The statute includes a variety of commands and proscriptions for employers, including what follows.
* Provide private, non-bathroom space for lactating mothers.
* Allow extra leave time as needed beyond the 8 or 12 weeks required by current law for mothers to recover from the effects of childbirth.
* Restore women to their prior or an equivalent job, with no loss of benefits, when the need for an accommodation ends.
* Do not penalize women by denying them opportunities based on accommodations for pregnancy or lactation.
* Do not force pregnant or lactating women to accept accommodations they do not want, unless it’s necessary to allow a woman to perform the essential functions of her job.
* Do not require women to take a leave of absence for pregnancy or lactation unless it’s required to avoid undue hardship on the employer.
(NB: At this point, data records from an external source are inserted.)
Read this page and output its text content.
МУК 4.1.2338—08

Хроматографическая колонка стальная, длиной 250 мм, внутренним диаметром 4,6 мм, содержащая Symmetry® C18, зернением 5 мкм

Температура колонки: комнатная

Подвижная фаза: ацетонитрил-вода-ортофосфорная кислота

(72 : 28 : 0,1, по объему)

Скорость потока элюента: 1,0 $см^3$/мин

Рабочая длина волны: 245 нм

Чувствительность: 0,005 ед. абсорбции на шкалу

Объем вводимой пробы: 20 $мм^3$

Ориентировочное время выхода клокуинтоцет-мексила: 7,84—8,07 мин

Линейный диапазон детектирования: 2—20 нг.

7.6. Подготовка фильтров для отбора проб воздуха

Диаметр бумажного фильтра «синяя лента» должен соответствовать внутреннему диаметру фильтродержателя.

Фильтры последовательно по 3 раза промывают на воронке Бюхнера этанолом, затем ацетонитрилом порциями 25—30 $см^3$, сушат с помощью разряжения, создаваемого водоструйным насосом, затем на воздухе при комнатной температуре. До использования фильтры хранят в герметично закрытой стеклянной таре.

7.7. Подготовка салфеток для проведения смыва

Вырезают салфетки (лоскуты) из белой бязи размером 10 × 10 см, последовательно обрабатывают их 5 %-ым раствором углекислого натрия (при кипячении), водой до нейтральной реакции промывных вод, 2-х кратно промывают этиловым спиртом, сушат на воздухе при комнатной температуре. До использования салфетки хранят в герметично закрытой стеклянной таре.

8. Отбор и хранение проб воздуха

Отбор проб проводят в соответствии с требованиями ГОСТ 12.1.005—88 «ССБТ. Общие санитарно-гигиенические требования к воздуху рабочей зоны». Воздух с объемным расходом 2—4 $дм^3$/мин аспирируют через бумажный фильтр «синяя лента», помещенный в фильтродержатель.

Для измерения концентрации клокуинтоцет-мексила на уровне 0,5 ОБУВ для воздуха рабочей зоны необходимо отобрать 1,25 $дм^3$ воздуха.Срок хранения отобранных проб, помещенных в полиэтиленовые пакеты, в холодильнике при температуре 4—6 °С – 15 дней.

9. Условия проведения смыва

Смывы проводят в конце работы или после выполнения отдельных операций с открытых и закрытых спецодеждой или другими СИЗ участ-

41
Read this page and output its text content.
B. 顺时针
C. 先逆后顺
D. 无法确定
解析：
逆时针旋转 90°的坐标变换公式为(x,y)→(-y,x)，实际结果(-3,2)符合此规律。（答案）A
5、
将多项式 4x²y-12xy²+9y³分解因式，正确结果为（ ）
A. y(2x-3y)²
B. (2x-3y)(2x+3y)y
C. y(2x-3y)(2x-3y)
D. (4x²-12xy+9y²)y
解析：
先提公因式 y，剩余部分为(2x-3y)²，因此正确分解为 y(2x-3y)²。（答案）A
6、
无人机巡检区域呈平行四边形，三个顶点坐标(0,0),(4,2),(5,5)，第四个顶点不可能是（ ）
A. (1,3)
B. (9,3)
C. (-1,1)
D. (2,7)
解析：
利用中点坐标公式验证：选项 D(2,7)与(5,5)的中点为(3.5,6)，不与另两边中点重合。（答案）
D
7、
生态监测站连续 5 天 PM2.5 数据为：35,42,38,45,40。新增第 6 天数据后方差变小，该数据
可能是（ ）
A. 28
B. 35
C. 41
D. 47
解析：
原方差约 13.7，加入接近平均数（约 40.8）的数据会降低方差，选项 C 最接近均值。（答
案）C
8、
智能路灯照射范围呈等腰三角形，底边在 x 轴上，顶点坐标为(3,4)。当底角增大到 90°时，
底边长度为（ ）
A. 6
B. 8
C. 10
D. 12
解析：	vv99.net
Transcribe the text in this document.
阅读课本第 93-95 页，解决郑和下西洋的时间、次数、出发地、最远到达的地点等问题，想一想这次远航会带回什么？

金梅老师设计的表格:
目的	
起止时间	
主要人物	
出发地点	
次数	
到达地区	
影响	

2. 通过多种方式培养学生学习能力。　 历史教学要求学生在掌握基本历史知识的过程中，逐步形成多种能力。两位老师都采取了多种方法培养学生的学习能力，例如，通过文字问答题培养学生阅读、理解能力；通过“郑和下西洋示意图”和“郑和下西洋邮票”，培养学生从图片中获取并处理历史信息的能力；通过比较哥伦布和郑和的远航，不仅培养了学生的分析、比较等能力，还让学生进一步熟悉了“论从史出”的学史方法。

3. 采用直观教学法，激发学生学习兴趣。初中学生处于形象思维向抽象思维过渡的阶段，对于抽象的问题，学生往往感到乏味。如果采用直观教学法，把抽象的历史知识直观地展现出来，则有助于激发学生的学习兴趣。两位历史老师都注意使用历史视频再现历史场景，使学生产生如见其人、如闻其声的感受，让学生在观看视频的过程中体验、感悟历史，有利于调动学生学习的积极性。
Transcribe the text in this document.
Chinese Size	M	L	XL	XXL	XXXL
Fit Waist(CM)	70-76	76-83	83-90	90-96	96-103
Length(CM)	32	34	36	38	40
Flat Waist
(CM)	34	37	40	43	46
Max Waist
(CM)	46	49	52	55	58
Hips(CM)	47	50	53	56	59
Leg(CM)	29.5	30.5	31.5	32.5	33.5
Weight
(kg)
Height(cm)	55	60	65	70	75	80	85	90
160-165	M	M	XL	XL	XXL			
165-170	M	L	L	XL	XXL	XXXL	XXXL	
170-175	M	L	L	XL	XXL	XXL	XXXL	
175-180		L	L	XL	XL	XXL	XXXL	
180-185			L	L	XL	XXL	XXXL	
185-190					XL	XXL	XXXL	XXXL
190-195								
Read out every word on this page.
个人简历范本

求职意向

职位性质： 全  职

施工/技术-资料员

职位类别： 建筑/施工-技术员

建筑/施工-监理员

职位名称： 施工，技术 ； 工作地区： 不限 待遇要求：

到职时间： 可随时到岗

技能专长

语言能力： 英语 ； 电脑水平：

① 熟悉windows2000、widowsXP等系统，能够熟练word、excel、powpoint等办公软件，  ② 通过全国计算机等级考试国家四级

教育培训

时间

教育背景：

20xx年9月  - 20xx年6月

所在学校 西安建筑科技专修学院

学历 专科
* Do not refuse to hire an otherwise qualified woman due to her pregnancy or related needs.
To help employers understand and implement the new protections for pregnant women, the Act provides guides to interpret the terms “reasonable accommodation” and “undue hardship.” Both borrow from existing law and are defined broadly.
Under the Act, a reasonable accommodation may include, among other things, more frequent or longer breaks than other employees enjoy; purchasing or modifying equipment or seating; temporary transfers to less strenuous work; help with heavy work; job restructuring; and light duty. Employers will be required to consider all relevant factors when adjusting work for pregnant women or evaluating their accommodation requests. Anything that’s reasonable must be implemented.
Accommodation requests can be denied only due to undue hardship, which the Act defines as “an action requiring significant difficulty or expense.” The burden of proving this will be on employers. Factors such as financial resources, company size and business type, an accommodation’s effects on operations, and others will be relevant. Given this statutory language and current law, the burden on employers is likely to be extremely difficult to satisfy.
Employers should begin the process of implementing the Pregnant Workers Fairness Act immediately. Among other things, a new policy must be inserted into all employee handbooks. Interview and other hiring practices should be reviewed and adjusted. And managers should receive training on the new law. Employers who violate the Act may face claims for lost wages, emotional distress, legal fee, and other damages.